The first step is ordinary mesmerising; in other words, the operator directs an Od-current upon the patient, the Od in whose system is thereby disturbed; and initiatory trance ensues as the consequence.

Secondly, The mind of the patient thus entranced enters into relation with, or is attracted towards, the mind or person of the mesmeriser. I remember witnessing a most decisive instance in which the operation of this attraction was singularly manifested. The place was Dr. Elliotson’s waiting-room; the patient, a young man whom Mr. Simpson had entranced. Mr. Simpson then moved about the room, standing still at several points in it in succession. The young man seemed attracted towards Mr. Simpson, to whom he drew near each time he stopped; then he pressed against Mr. Simpson, jostling him out of his place, which he planted himself in—his countenance bearing an expression of huge delight at what he had achieved. But in half a minute he began to look anxious and uneasy; and again—his eyes being shut all the while—he set off in search of Mr. Simpson, and repeated the same scene. There exists, it would appear, an attraction between the (mind of the?) entranced person and (that of?) his mesmeriser, or (that of?) any other person with whom the entranced person has secondarily come into relation.
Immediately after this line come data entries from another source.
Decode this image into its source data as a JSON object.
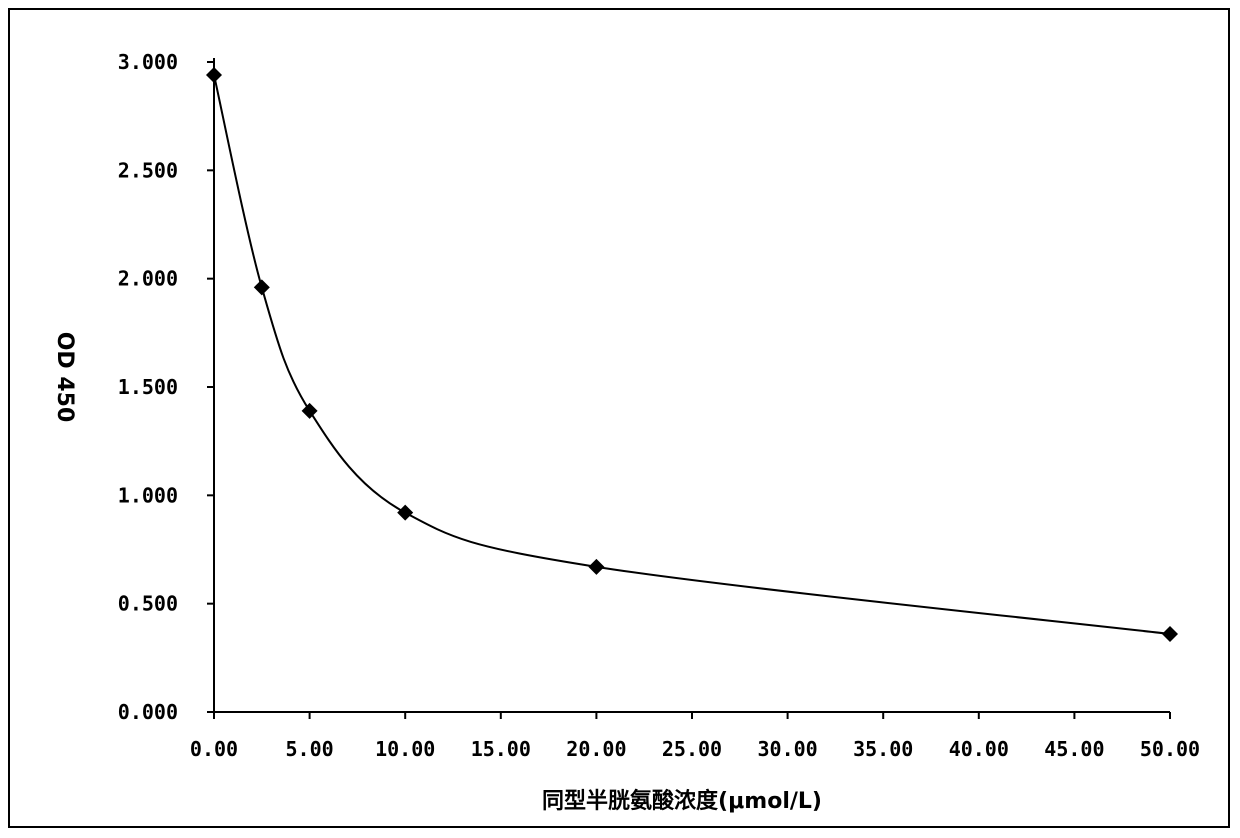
{
  "chart_data": {
    "type": "scatter",
    "title": "",
    "xlabel": "同型半胱氨酸浓度(μmol/L)",
    "ylabel": "OD 450",
    "xlim": [
      0,
      50
    ],
    "ylim": [
      0,
      3
    ],
    "x_ticks": [
      "0.00",
      "5.00",
      "10.00",
      "15.00",
      "20.00",
      "25.00",
      "30.00",
      "35.00",
      "40.00",
      "45.00",
      "50.00"
    ],
    "y_ticks": [
      "0.000",
      "0.500",
      "1.000",
      "1.500",
      "2.000",
      "2.500",
      "3.000"
    ],
    "series": [
      {
        "x": [
          0,
          2.5,
          5,
          10,
          20,
          50
        ],
        "y": [
          2.94,
          1.96,
          1.39,
          0.92,
          0.67,
          0.36
        ],
        "marker": "diamond",
        "line": "smooth",
        "color": "#000000"
      }
    ],
    "grid": false,
    "legend": "none"
  }
}
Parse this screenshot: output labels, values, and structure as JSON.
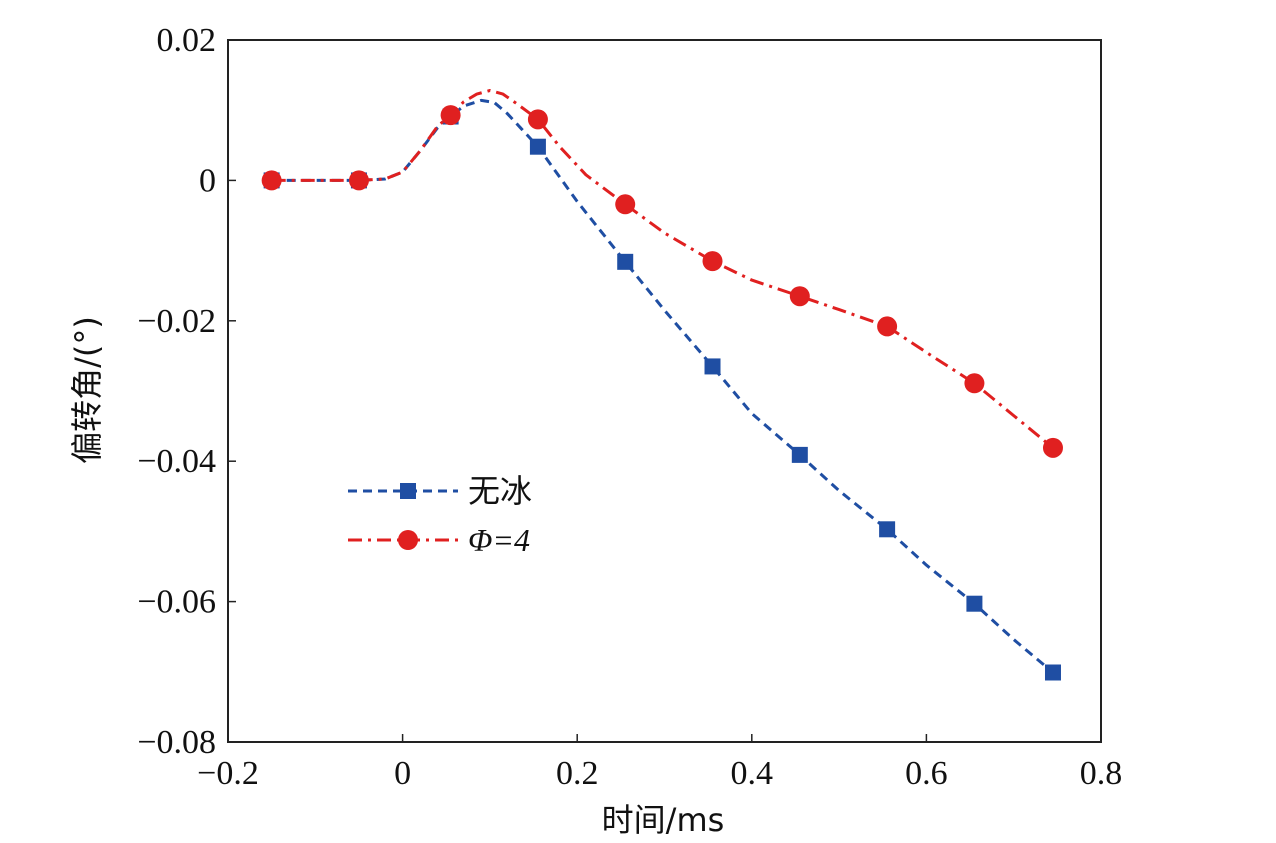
{
  "chart_data": {
    "type": "line",
    "xlabel": "时间/ms",
    "ylabel": "偏转角/(°)",
    "xlim": [
      -0.2,
      0.8
    ],
    "ylim": [
      -0.08,
      0.02
    ],
    "xticks": [
      -0.2,
      0,
      0.2,
      0.4,
      0.6,
      0.8
    ],
    "xtick_labels": [
      "−0.2",
      "0",
      "0.2",
      "0.4",
      "0.6",
      "0.8"
    ],
    "yticks": [
      0.02,
      0,
      -0.02,
      -0.04,
      -0.06,
      -0.08
    ],
    "ytick_labels": [
      "0.02",
      "0",
      "−0.02",
      "−0.04",
      "−0.06",
      "−0.08"
    ],
    "grid": false,
    "legend_position": "center-left",
    "series": [
      {
        "name": "无冰",
        "color": "#1f4ea3",
        "line_style": "dashed",
        "marker": "square",
        "x": [
          -0.15,
          -0.05,
          0.055,
          0.155,
          0.255,
          0.355,
          0.455,
          0.555,
          0.655,
          0.745
        ],
        "y": [
          0.0,
          0.0,
          0.0091,
          0.0048,
          -0.0116,
          -0.0265,
          -0.0391,
          -0.0497,
          -0.0603,
          -0.0701
        ],
        "curve_x": [
          -0.15,
          -0.1,
          -0.05,
          -0.02,
          0.0,
          0.02,
          0.04,
          0.055,
          0.07,
          0.09,
          0.105,
          0.12,
          0.135,
          0.155,
          0.2,
          0.255,
          0.3,
          0.355,
          0.4,
          0.455,
          0.5,
          0.555,
          0.6,
          0.655,
          0.7,
          0.745
        ],
        "curve_y": [
          0.0,
          0.0,
          0.0,
          0.0002,
          0.0012,
          0.0042,
          0.0075,
          0.0091,
          0.0106,
          0.0114,
          0.0111,
          0.0095,
          0.0075,
          0.0048,
          -0.003,
          -0.0116,
          -0.0185,
          -0.0265,
          -0.0332,
          -0.0391,
          -0.0442,
          -0.0497,
          -0.0548,
          -0.0603,
          -0.0654,
          -0.0701
        ]
      },
      {
        "name": "Φ=4",
        "color": "#e02020",
        "line_style": "dash-dot",
        "marker": "circle",
        "x": [
          -0.15,
          -0.05,
          0.055,
          0.155,
          0.255,
          0.355,
          0.455,
          0.555,
          0.655,
          0.745
        ],
        "y": [
          0.0,
          0.0,
          0.0093,
          0.0087,
          -0.0034,
          -0.0115,
          -0.0165,
          -0.0208,
          -0.0289,
          -0.0381
        ],
        "curve_x": [
          -0.15,
          -0.1,
          -0.05,
          -0.02,
          0.0,
          0.02,
          0.04,
          0.055,
          0.07,
          0.085,
          0.1,
          0.115,
          0.13,
          0.155,
          0.18,
          0.21,
          0.255,
          0.3,
          0.355,
          0.4,
          0.455,
          0.5,
          0.555,
          0.6,
          0.655,
          0.7,
          0.745
        ],
        "curve_y": [
          0.0,
          0.0,
          0.0,
          0.0002,
          0.0012,
          0.0042,
          0.0077,
          0.0093,
          0.0112,
          0.0123,
          0.0128,
          0.0123,
          0.011,
          0.0087,
          0.0048,
          0.0008,
          -0.0034,
          -0.0075,
          -0.0115,
          -0.0142,
          -0.0165,
          -0.0184,
          -0.0208,
          -0.0245,
          -0.0289,
          -0.0335,
          -0.0381
        ]
      }
    ]
  }
}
Then, thirdly, It may be presumed that, in phenomena which are purely mental, space and distance go for nothing. But if this supposition be admitted, it would be as easy for a mesmeriser to entrance by a mental effort a sensitive and habituated patient at a hundred miles off as at the end of the same room. The phenomenon thus viewed is wholly exoneural. The one mind is supposed to be actually sensitive to the influence of the other. Each of the two minds, though in different degrees, energizes, it may be imagined, beyond its bodily frame. And the mind of the patient feels the force of the mesmeriser’s will acting upon it, and slips as it were at once, by the accustomed track, out of the normal into the abnormal psychico-neural relation.

Still I cannot get rid of a lurking notion that, in the phenomena last considered, the Od-force contributes an element of physical or physico-dynamic influence. For, putting for the moment aside the idea of mental action, what is to prevent two living bodies, that may be in Od-relation, or in exact Od-unison, from physically influencing one another at indefinite distances?

IX. Trance-Diagnosis

IX. Trance-Diagnosis.—From Boppard, where I was residing in the winter of 1845-6, I sent to an American gentleman residing in Paris a lock of hair, which Col. C—, an invalid then under my care, had cut from his own head, and wrapped in writing-paper from his own writing-desk. Col. C—was unknown even by name to this American gentleman, who had no clue whatever whereby to identify the proprietor of the hair. And all that he had to do and did was to place the paper, enclosing the lock of hair, in the hands of a noted Parisian somnambulist. She stated, in the opinion she gave on the case, that Col. C—had partial palsy of the hips and legs, and that for another complaint he was in the habit of using a surgical instrument. The patient laughed heartily at the idea of the distant somnambulist having so completely realized him.